Update: net core 2.2 My bad.

I'm not sure the authorizeattribute works out of controllers. But I'd give it a try specifying the name of the policy like:

[Authorize("AzureAD")]

If that works but you don't want to specify the policy every time, I've seen in this link https://learn.microsoft.com/es-es/aspnet/core/security/authorization/secure-data?view=aspnetcore-2.2 there should be a FallbackPolicy property like the DefaultPolicy in 3.1:

services.AddAuthorization(options =>
{
    options.FallbackPolicy = new AuthorizationPolicyBuilder()
        .RequireAuthenticatedUser()
        .Build();
});

This is for 3.1.

First, you wan't to setup a default policy not to create just a policy.
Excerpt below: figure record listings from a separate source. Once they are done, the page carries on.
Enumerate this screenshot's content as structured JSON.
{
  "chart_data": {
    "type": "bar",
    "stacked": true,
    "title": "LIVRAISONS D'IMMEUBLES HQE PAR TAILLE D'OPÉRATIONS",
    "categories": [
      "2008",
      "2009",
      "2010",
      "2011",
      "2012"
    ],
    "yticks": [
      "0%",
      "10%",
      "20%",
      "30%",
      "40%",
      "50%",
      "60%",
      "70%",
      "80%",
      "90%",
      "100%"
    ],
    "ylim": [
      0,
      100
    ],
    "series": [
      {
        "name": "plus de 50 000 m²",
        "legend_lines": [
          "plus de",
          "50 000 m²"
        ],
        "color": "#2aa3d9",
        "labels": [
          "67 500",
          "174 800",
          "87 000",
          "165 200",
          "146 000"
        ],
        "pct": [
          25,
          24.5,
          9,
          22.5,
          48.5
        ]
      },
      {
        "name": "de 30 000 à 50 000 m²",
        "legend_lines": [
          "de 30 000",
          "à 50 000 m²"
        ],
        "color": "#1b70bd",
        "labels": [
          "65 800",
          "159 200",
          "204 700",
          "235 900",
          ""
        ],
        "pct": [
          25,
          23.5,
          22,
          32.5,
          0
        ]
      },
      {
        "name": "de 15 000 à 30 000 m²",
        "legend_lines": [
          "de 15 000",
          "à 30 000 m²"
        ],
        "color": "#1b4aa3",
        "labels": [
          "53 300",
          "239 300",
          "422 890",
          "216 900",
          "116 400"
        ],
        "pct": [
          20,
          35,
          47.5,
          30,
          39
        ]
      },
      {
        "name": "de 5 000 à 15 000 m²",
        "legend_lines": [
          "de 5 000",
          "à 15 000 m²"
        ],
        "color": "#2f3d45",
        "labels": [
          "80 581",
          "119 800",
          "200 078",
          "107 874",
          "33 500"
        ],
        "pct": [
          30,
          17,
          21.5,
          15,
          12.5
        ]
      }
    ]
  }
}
For that use

 auth.AddDefaultPolicy(builder => builder
     .AddAuthenticationSchemes(AzureADDefaults.AuthenticationScheme‌​)
     .RequireAuthenticatedUser().Build());

Second, you want to add the Authorization middleware, not only the authentication one.

 app.UseAuthentication();

 app.UseAuthorization();

 app.UseRouter(routes =>
 ...

Without this middleware Authorize attributes have no effect afaik

You can also leave the policy as it is and

A) use it on the app.UseAuthorization() call, I belive there's a overload to choose the default policy name there.

B) leave it being a named not default policy and use [Authorize("<policyName>")] on your endpoints.